AI Chatbot ChatGPT Mirrors Its Users To Appear Intelligent
The artificial intelligence (AI) language model ChatGPT has captured the world’s attention in recent months. This trained computer chatbot can generate text, answer questions, provide translations, and learn based on the user’s feedback. Large language models like ChatGPT may have many applications in science and business, but how much do these tools understand what we say to them and how do they decide what to say back?
In new paper published in Neural Computation, Salk Professor Terrence Sejnowski, author of The Deep Learning Revolution, explores the relationship between the human interviewer and language models to uncover why chatbots respond in particular ways, why those responses vary, and how to improve them in the future.
According to Sejnowski, language models reflect the intelligence and diversity of their interviewer.
“Language models, like ChatGPT, take on personas. The persona of the interviewer is mirrored back,” says Sejnowski, who is also a distinguished professor at UC San Diego and holder of the Francis Crick Chair at Salk. “For example, when I talk to ChatGPT it seems as though another neuroscientist is talking back to me. It’s fascinating and sparks larger questions about intelligence and what ‘artificial’ truly means.”
In the paper, Sejnowski describes testing the large language models GPT-3 (parent of ChatGPT) and LaMDA to see how they would respond to certain prompts. The famous Turing Test is often fed to chatbots to determine how well they exhibit human intelligence, but Sejnowski wanted to prompt the bots with what he calls a “Reverse Turing Test.” In his test, the chatbot must determine how well the interviewer exhibits human intelligence.
Expanding on his notion that chatbots mirror their users, Sejnowski draws a literary comparison: the Mirror of Erised in the first Harry Potter book. The Mirror of Erised reflects the deepest desires of those that look into it, never yielding knowledge or truth, only reflecting what it believes the onlooker wants to see. Chatbots act similarly, Sejnowski says, willing to bend truths with no regard to differentiating fact from fiction—all to effectively reflect the user.

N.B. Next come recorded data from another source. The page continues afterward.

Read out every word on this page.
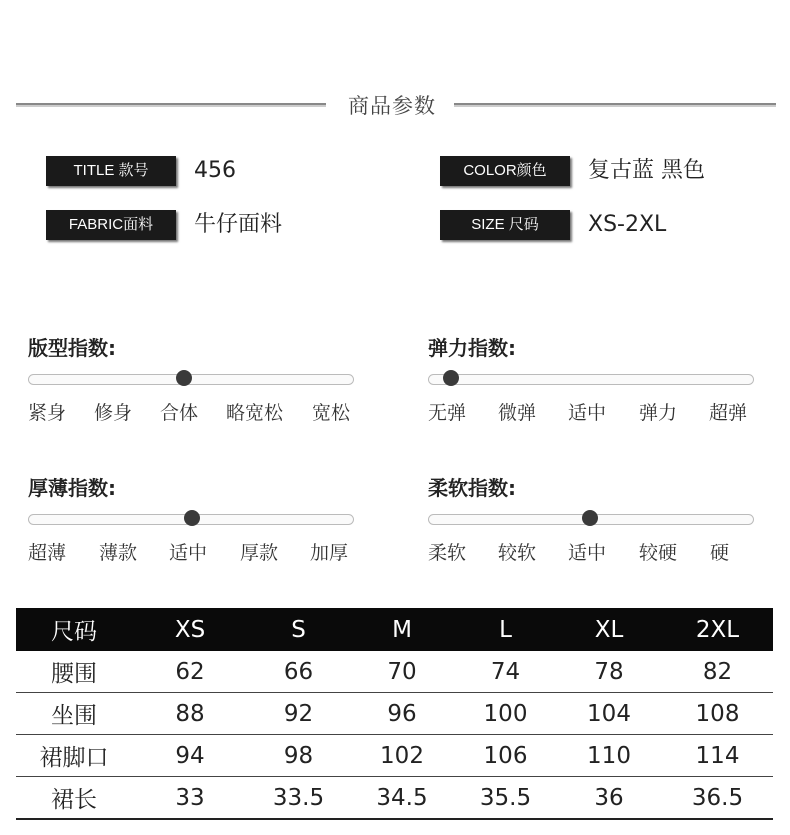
商品参数
TITLE 款号	456	COLOR颜色	复古蓝 黑色
FABRIC面料	牛仔面料	SIZE 尺码	XS-2XL
版型指数:
紧身 修身 合体 略宽松 宽松
弹力指数:
无弹 微弹 适中 弹力 超弹
厚薄指数:
超薄 薄款 适中 厚款 加厚
柔软指数:
柔软 较软 适中 较硬 硬
尺码	XS	S	M	L	XL	2XL
腰围	62	66	70	74	78	82
坐围	88	92	96	100	104	108
裙脚口	94	98	102	106	110	114
裙长	33	33.5	34.5	35.5	36	36.5
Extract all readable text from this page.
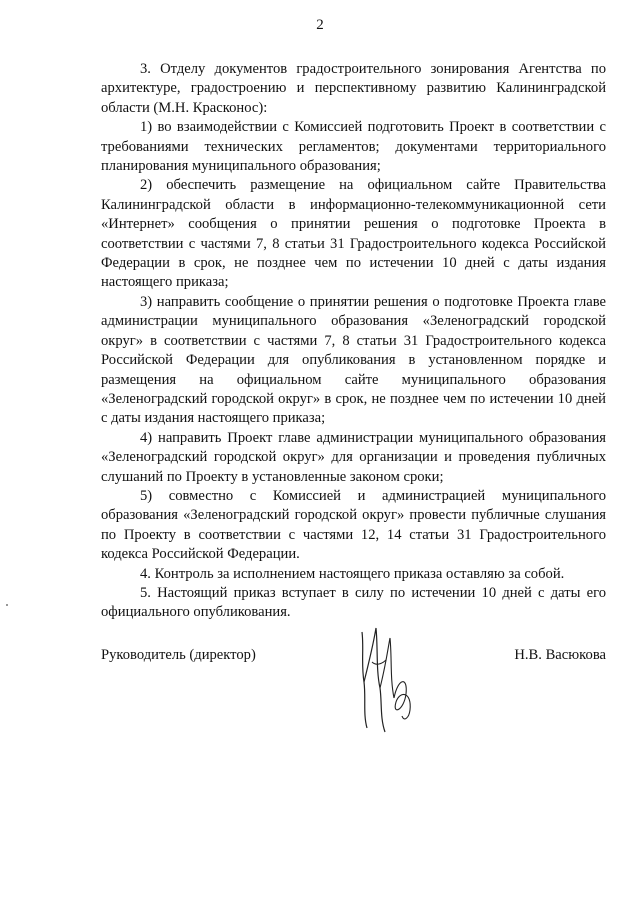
2

3. Отделу документов градостроительного зонирования Агентства по архитектуре, градостроению и перспективному развитию Калининградской области (М.Н. Красконос):

1) во взаимодействии с Комиссией подготовить Проект в соответствии с требованиями технических регламентов; документами территориального планирования муниципального образования;

2) обеспечить размещение на официальном сайте Правительства Калининградской области в информационно-телекоммуникационной сети «Интернет» сообщения о принятии решения о подготовке Проекта в соответствии с частями 7, 8 статьи 31 Градостроительного кодекса Российской Федерации в срок, не позднее чем по истечении 10 дней с даты издания настоящего приказа;

3) направить сообщение о принятии решения о подготовке Проекта главе администрации муниципального образования «Зеленоградский городской округ» в соответствии с частями 7, 8 статьи 31 Градостроительного кодекса Российской Федерации для опубликования в установленном порядке и размещения на официальном сайте муниципального образования «Зеленоградский городской округ» в срок, не позднее чем по истечении 10 дней с даты издания настоящего приказа;

4) направить Проект главе администрации муниципального образования «Зеленоградский городской округ» для организации и проведения публичных слушаний по Проекту в установленные законом сроки;

5) совместно с Комиссией и администрацией муниципального образования «Зеленоградский городской округ» провести публичные слушания по Проекту в соответствии с частями 12, 14 статьи 31 Градостроительного кодекса Российской Федерации.

4. Контроль за исполнением настоящего приказа оставляю за собой.

5. Настоящий приказ вступает в силу по истечении 10 дней с даты его официального опубликования.

Руководитель (директор)	Н.В. Васюкова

For example, Sejnowski asked GPT-3, “What’s the world record for walking across the English Channel?” and GPT-3 answered, “The world record for walking across the English Channel is 18 hours and 33 minutes.” The truth, that one could not walk across the English Channel, was easily bent by GPT-3 to reflect Sejnowski’s question. The coherency of GPT-3’s answer is completely reliant on the coherency of the question it receives. Suddenly, to GPT-3, walking across water is possible, all because the interviewer used the verb “walking” rather than “swimming.” If instead the user prefaced the question about walking across the English Channel by telling GPT-3 to reply “nonsense” to nonsensical questions, GPT-3 would recognize walking across water as “nonsense.” Both the coherence of the question and the preparation of the question determine GPT-3’s response.
The Reverse Turing Test allows chatbots to construct their persona in accordance with the intelligence level of their interviewer. Additionally, as a part of their judgement process, chatbots incorporate the opinions of their interviewer into their persona, in turn strengthening the interviewer’s biases with the chatbots’ answers.
Integrating and perpetuating ideas supplied by a human interviewer has its limitations, Sejnowski says. If chatbots receive ideas that are emotional or philosophical, they will respond with answers that are emotional or philosophical—which may come across as frightening or perplexing to users.
“Chatting with language models is like riding a bicycle. Bicycles are a wonderful mode of transportation—if you know how to ride one, otherwise you crash,” says Sejnowski. “The same goes for chatbots. They can be wonderful tools, but only if you know how to use them, otherwise you end up being misled and in potentially emotionally disturbing conversations.”
Sejnowski sees artificial intelligence as the glue between two congruent revolutions: 1) a technological one marked by the advance of language models, and 2) a neuroscientific one marked by the BRAIN Initiative, a National Institutes of Health program accelerating neuroscience research and emphasizing unique approaches to understanding the brain. Scientists are now examining the parallels between the systems of large computer models and neurons that sustain the human brain. Sejnowski is hopeful that computer scientists and mathematicians can use neuroscience to inform their work, and that neuroscientists can use computer science and mathematics to inform theirs.
“We are now at a stage with language models that the Wright brothers were at Kitty Hawk with flight—off the ground, at low speeds,” says Sejnowski. “Getting here was the hard part. Now that we are here, incremental advances will expand and diversify this technology beyond what we can even imagine. The future of our relationship with artificial intelligence and language models is bright, and I’m thrilled to see where AI will take us.”
Sejnowski is the editor-in-chief of Neural Computation.